For services provided from April 1, 2009 through the end of 2023, the surcharge is 9.63% for elective payers who pay those costs to the commons pool, and an additional 28.27% (or 37.9% total) for those who do not choosing payers who pay the surcharge to the provider. If services are also covered by the GME-GAV, these are added to the invoice of the non-choosing payer. So a hospital bill in New York City of $100,000 with a GME supplement of 27.28% plus a needy supplement of 37.9% could result in a total bill of $165,180 for the hospital services and both supplements.

While dental care is considered “health insurance” under the HCRA, the CLA and supplements apply only to services provided at an HCRA-designated facility, such as a dental clinic. B. a hospital or surgical center in New York. Dental treatments that take place in a dental practice are usually exempt from the GME GAV/percentage surcharge and needy surcharge. So, a typical employer-sponsored, stand-alone dental plan typically does not incur HCRA costs.

However, as noted in the NY HCRA FAQ (unchanged since last year), when an HCRA-designated provider is providing dental services, the GME and needy supplements apply at rates based on the elective status of the third-party payer. Designated providers include general hospitals, their consulting clinics, and diagnostic and treatment centers that provide comprehensive primary care or outpatient surgical services.

While most dental care typically occurs in stand-alone dental offices, a dental office owned by an HCRA-designated entity may be considered an affiliate clinic subject to the HCRA. Various databases maintained by the DOH (as of December 1, 2022) — such as the Extension Clinics for Hospitals, Comprehensive Clinics, and Extension Clinics for Diagnostic & Treatment Centers — encompass numerous dental facilities.

Keep in mind that the HCRA only applies to fully insured and self-funded medical and dental plans. A frequently asked question confirms that HCRA rates do not apply to Flexible Health Expense Arrangements, Medical Reimbursement Arrangements, or Health Savings Accounts.

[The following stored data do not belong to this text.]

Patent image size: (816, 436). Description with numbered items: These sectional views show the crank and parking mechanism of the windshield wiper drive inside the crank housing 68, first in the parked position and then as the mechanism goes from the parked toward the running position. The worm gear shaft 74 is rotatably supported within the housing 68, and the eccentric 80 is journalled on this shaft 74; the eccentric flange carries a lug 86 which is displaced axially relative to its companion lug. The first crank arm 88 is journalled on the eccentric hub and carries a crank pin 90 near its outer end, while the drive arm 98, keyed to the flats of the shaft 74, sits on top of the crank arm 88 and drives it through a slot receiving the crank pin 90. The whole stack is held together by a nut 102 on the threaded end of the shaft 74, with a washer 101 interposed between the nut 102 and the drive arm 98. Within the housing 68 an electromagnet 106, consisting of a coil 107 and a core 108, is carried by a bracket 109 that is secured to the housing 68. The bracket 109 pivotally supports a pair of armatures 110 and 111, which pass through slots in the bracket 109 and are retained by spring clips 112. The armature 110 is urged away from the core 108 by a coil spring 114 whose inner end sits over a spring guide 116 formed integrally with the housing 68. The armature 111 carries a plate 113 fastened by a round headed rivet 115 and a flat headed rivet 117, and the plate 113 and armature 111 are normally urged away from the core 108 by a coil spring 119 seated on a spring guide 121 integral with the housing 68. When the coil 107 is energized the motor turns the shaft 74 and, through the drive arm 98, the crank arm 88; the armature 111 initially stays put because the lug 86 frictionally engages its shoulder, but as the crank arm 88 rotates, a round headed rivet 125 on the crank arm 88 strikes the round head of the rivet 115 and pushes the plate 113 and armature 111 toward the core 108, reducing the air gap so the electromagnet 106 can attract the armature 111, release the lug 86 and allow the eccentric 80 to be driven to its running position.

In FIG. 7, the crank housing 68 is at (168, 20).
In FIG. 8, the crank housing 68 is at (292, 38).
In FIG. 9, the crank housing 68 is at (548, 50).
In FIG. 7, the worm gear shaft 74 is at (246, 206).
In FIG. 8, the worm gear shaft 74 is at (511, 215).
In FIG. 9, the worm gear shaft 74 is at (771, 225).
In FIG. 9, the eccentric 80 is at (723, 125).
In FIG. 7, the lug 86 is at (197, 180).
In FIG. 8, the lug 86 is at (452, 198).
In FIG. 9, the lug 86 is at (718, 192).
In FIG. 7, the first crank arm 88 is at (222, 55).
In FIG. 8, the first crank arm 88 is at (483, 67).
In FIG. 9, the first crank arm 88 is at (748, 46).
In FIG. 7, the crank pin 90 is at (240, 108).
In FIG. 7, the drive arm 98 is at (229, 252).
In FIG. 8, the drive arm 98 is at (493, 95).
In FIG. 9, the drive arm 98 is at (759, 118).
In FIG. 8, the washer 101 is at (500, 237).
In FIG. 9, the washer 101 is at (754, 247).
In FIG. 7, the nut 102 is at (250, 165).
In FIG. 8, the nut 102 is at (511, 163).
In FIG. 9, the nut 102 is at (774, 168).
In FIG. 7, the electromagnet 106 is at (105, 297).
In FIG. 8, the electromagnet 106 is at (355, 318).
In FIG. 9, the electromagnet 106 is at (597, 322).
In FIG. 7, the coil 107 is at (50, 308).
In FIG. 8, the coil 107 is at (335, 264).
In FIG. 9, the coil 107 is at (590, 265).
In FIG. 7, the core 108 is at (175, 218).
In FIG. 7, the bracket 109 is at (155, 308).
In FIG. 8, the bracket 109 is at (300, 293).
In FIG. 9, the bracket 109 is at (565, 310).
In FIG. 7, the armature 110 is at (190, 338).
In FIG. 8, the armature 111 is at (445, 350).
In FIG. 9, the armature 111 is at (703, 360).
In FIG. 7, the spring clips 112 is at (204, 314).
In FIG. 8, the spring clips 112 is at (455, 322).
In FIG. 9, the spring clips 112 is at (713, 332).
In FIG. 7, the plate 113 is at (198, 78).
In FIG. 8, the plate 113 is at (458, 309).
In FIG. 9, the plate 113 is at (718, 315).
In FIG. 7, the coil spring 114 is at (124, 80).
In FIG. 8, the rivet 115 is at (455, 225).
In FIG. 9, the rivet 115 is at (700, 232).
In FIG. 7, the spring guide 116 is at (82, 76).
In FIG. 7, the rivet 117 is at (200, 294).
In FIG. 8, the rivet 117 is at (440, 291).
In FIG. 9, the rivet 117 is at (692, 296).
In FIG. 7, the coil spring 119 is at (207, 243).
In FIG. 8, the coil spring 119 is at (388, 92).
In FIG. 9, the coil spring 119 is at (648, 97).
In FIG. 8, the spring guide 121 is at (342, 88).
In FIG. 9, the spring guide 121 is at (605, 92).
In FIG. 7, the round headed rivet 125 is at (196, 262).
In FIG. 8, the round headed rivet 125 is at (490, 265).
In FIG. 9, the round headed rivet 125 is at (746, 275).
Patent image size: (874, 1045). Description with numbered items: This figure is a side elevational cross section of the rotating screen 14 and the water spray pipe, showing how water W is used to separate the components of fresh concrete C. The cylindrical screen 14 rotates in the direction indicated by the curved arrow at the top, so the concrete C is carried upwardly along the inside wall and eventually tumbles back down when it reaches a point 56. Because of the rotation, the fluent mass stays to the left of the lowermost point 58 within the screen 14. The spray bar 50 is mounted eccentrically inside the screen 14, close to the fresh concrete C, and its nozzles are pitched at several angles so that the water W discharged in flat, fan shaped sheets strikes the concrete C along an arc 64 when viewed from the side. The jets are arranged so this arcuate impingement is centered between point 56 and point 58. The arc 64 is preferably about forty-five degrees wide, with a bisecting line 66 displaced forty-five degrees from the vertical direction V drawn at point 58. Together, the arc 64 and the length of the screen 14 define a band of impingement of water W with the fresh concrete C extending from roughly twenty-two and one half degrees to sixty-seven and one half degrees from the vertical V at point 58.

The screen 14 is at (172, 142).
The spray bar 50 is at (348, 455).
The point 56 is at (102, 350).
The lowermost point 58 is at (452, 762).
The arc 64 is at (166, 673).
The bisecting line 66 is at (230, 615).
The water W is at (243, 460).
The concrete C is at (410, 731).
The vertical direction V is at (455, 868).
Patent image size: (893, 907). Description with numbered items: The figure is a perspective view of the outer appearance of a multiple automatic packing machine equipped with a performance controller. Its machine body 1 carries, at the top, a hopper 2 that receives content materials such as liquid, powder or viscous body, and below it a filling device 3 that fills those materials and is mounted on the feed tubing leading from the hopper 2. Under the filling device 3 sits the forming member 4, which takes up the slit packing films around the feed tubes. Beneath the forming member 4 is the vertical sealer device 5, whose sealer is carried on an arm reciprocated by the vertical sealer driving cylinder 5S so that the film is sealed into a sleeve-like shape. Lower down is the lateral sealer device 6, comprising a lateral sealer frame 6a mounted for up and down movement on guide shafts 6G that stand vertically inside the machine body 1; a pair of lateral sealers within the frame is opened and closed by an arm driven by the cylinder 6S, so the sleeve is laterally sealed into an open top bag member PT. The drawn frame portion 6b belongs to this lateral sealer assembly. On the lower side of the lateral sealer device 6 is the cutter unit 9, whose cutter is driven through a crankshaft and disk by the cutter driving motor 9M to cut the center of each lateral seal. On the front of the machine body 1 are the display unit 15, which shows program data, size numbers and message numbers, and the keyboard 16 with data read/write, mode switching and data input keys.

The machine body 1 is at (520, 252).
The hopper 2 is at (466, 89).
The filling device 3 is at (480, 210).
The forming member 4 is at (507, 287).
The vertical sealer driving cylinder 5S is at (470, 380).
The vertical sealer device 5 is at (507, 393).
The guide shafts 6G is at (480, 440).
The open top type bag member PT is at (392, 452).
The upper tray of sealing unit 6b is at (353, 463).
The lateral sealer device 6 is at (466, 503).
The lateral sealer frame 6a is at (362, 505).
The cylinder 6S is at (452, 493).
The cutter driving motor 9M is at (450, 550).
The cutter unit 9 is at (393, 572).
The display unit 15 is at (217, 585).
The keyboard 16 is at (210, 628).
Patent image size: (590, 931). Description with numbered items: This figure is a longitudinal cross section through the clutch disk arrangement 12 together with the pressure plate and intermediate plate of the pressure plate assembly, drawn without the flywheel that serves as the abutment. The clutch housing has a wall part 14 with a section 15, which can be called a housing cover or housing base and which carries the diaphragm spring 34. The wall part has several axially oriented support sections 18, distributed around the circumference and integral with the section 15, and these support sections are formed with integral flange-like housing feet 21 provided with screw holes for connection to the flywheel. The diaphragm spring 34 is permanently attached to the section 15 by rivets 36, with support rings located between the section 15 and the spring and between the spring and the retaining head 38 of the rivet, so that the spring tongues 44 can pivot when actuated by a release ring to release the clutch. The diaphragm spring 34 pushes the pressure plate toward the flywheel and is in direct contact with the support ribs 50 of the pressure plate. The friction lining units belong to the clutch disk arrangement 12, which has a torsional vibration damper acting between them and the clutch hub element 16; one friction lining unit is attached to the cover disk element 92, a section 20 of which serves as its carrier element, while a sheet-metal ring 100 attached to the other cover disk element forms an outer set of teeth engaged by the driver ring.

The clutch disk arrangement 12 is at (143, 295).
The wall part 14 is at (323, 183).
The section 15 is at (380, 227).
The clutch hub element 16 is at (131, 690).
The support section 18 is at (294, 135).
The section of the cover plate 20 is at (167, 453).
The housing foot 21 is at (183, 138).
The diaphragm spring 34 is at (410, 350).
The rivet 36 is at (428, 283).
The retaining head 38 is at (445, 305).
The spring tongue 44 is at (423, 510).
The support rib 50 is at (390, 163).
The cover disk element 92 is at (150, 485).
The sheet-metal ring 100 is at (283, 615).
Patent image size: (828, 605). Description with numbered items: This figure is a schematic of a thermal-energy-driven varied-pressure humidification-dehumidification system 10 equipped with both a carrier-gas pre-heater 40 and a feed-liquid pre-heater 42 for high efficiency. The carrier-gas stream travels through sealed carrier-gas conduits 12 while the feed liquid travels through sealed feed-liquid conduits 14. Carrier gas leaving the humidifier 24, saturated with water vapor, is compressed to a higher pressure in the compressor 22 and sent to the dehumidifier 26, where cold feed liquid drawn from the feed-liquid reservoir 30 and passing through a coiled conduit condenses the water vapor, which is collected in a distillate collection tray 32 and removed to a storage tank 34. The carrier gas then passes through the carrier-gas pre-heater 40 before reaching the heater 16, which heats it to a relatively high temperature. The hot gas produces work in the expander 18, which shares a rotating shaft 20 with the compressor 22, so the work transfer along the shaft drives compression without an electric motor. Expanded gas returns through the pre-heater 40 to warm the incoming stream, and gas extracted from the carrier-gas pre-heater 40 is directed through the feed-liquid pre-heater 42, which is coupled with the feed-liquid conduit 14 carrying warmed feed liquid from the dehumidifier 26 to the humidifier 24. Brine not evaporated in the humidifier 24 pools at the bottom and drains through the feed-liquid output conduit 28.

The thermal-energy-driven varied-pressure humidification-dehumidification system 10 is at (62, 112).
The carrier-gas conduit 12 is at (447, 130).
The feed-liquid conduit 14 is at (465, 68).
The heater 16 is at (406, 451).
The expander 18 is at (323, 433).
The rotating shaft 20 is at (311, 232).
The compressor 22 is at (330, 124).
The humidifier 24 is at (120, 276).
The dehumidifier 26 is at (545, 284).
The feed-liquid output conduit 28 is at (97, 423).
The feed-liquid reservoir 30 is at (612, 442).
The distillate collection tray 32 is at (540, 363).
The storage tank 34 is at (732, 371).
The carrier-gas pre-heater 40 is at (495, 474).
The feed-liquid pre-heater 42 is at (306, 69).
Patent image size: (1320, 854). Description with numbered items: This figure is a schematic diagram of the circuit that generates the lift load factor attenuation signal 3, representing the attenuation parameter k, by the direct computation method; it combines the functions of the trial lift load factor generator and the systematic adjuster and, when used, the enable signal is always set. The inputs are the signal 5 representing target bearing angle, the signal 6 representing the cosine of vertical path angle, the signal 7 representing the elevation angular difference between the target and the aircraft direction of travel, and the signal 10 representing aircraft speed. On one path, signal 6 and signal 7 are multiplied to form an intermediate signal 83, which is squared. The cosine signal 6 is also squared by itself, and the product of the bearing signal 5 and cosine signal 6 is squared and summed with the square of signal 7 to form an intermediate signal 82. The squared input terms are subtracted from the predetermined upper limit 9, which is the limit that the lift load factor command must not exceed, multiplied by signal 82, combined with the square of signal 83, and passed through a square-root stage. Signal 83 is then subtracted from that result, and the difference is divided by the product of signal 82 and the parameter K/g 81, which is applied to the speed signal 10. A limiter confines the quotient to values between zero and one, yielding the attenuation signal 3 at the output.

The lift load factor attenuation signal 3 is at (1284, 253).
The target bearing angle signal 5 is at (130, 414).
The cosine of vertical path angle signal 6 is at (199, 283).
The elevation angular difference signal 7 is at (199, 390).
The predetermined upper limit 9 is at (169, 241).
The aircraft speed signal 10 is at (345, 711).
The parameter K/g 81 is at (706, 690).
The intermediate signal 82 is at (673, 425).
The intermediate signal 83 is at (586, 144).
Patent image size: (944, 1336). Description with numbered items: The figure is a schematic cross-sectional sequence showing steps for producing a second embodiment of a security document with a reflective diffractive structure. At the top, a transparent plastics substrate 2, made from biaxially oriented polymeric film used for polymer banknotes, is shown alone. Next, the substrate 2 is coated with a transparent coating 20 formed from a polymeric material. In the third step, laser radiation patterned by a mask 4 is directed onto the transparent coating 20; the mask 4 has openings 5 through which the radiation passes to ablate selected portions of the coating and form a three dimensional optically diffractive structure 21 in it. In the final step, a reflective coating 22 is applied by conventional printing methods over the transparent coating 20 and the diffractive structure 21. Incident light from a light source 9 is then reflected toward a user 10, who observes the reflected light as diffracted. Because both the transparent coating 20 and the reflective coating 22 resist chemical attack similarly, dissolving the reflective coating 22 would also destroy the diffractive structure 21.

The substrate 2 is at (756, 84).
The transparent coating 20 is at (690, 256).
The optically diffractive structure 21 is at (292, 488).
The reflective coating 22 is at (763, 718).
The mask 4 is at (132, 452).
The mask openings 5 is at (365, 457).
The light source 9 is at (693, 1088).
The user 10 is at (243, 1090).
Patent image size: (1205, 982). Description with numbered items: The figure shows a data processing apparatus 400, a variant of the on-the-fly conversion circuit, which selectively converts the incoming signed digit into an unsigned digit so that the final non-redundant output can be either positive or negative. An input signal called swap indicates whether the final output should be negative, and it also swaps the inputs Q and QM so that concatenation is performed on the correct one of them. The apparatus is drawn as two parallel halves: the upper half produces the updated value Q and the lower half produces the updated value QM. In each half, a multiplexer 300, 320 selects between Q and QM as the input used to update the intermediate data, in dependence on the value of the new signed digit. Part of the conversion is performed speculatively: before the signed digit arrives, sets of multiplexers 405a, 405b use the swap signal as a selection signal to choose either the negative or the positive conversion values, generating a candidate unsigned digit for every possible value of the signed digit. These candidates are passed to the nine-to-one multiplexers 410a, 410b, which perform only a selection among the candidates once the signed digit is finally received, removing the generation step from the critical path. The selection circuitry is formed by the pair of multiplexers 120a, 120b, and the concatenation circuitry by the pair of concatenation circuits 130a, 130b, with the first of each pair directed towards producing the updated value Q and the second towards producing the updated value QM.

Polling payers designated by the DOH have the option to submit either monthly or annual Public Goods Pool reports and payments. Monthly reporters’ reports and payments must be received by DOH no later than the 30th day after the end of the covered month (or the next business day if the 30th day is a weekend or holiday). Annual report reports and payments for the previous Covered Year, again excluding weekends and holidays, must be received by DOH by January 30 (ie, by January 30, 2024 for the 2023 Covered Year). Late reports and payments will incur penalties and interest. This obligation to report also applies if the voter has no activity to report.

Even if no employees reside in New York, the supplements apply to any health or dental care provided at an HCRA-designated facility.

example. Jim and Joyce’s employer, STU Co., is an unelectable payer. Jim lives in Connecticut and regularly visits friends and family in New York. Joyce lives in Georgia but regularly visits New York City for vacations. Any urgent care received by Jim or Joyce while in New York could result in significantly higher surcharges than STU Co. would pay as a select payer.

Because of the significant impact HCRA surcharges can have on unelected payers, self-funded plan sponsors with networks extending into New York—or with significant numbers of participants residing in neighboring states—should verify their electoral status with the plan administrator.